Zur Komposition ist anzumerken, daß der Tautropfen sich weder im Goldenen Schnitt (rosa) befindet, noch die Regel der Drittel (blau) hier greift. Er ist vielmehr stark nach unten und zur Mitte hin verschoben:

Goldener Schnitt/Drittel

Der Tautropfen ist außerdem, verglichen zum Blatt selbst, nur ein kleiner Teil des Bildes:

Gewichtung

Da er sich durch seine Helligkeit und Struktur so sehr vom Untergrund abhebt, und weil er eben nicht im Goldenen Schnitt oder einem Drittel angelegt ist, fällt es für mich hier nicht ins Gewicht – im Gegenteil, der Betrachter wird gezwungen, sich das Foto wirklich anzuschauen.

Hättest Du einen wesentlich kleineren Ausschnitt gewählt, es wäre ein vollkommen anderes Foto:

Vergleichsfoto

Worauf ich mich konzentrieren möchte sind erstens die Bedingungen, unter denen die Aufnahme entstanden ist, und was man an ihr in der Nachbearbeitung noch hätte verbessern können.

Makroaufnahmen sollte man grundsätzlich mit Stativ bei ISO 100 und im Manuellmodus machen. Es empfiehlt sich, ein dediziertes Makroobjektiv zu benutzen, oder auf Objektivverlängerungen und dergleichen zurückzugreifen. Du hattest hier Glück, und es kam ein passables Foto dabei heraus, aber es sieht auch bei der mir vorliegenden Auflösung leicht unscharf aus.

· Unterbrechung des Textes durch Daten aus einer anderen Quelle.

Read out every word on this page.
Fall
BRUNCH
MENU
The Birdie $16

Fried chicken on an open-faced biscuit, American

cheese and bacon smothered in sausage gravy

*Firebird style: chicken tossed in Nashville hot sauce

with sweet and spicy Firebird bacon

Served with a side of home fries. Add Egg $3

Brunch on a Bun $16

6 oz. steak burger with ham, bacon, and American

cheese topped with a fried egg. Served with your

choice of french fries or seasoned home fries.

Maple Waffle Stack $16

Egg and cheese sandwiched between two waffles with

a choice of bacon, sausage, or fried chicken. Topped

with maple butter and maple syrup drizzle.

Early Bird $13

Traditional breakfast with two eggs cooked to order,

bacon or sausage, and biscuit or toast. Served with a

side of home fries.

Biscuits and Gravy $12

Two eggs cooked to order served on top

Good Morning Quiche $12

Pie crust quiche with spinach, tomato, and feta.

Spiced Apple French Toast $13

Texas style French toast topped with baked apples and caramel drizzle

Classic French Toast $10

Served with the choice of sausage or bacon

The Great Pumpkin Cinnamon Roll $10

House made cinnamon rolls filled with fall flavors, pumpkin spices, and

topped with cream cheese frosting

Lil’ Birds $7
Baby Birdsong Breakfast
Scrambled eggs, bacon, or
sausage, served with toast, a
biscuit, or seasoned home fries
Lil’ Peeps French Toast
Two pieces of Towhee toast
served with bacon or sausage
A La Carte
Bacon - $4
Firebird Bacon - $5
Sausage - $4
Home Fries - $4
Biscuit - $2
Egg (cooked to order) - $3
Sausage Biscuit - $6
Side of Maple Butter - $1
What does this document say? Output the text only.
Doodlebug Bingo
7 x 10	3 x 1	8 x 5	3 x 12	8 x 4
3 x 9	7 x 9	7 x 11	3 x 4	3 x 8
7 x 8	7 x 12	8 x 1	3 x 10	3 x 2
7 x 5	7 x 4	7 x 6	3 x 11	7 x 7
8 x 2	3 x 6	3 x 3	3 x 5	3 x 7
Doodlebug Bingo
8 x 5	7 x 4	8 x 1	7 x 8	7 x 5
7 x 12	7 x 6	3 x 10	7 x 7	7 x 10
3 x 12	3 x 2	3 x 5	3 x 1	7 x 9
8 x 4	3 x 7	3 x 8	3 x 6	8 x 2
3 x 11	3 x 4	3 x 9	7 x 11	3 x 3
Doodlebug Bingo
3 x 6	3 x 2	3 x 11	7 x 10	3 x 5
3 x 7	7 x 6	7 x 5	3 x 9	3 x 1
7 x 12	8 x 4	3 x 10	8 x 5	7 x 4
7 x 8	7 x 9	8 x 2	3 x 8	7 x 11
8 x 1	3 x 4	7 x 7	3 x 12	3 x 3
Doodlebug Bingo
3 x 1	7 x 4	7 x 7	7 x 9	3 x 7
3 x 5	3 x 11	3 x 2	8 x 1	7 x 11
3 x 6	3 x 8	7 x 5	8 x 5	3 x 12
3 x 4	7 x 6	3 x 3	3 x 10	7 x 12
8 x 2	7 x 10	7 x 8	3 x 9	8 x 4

Du schreibst auch, es sei „leicht“ nachbearbeitet worden – und das sieht man. Ein helles weißes Oval unten in der Mitte, alles sonst ist grün auf grün. Es gibt nicht genügend Details in diesem Bild, die es interessant machen. Das Motiv ist so stark reduziert, daß Du in der Nachbearbeitung etwas mehr herausholen mußt.

Weiterhin sind links oben und unten störende Elemente in der Aufnahme:

Problemzonen

Wo rechts alles schön verschwommen ist, sieht man dort Blattteile. Diese kann man jedoch leicht wegstempeln oder andere Bildteile darüberlegen.

Wenn mich an einem Foto Dinge stören, gehe ich nach einem „Was wäre, wenn“-Verfahren vor. Ich „spiele“ mit der Aufnahme und ändere, was mich zu stören scheint. Wenn es das Bild verbessert, hätte man diesen Schritt machen sollen. Andernfalls kann man es nicht ändern, oder es war eine Entscheidung, die ich bereits bei der Aufnahme anders getroffen hätte.

Hier habe ich Dein Foto in Nik Color Efex Pro nachbearbeitet, denn das Blatt hebt sich vom fast gleichfarbigen Hintergrund trotz Vignette nicht ausreichend ab. Erst habe ich die Farbstimmung und den dynamischen Kontrast bezogen nur auf das Blatt verändert, dann den tonalen Kontrast insgesamt angehoben und diese Ebene auf 50% Deckkraft über dem Original reduziert.

Als letzten Schritt habe ich die beiden störenden Teile weggestempelt (zugegebenermaßen eher salopp). Das Endergebnis ist farblich vielen wahrscheinlich zu extrem, soll aber nur illustrieren, was noch in diesem Foto steckt, wenn man sich etwas damit beschäftigt:

Vergleichsfoto

Es ist nur eine der vielen Möglichkeiten der Nachbearbeitung. Ob und was Du schlußendlich noch daraus machst, hängt von Dir ab.

 

Leserfoto – „Portrait of a Ghost“: Lichtstimmung und Ausarbeitung

Nachbearbeitung kann als Kontrast zum Bildgegenstand selbst dienen, wenn dieses absichtlich so eingesetzt ist.

(c) Samuel Heermann

Das Foto ist oberhalb des Comer Sees auf einer Burgruine entstanden, wo Gipsmodelle als Geister aufgestellt worden sind.
Besonders der fotografierte Geist hatte es mir angetan, wie er sich so vor der grandiosen Kulisse des Comer Sees in Szene gesetzt hat.
Schwierig fand ich an dem Foto den sehr hellen Hintergrund und den Geist selber, welcher mir im Gegenlicht seine Schattenseite präsentiert hat.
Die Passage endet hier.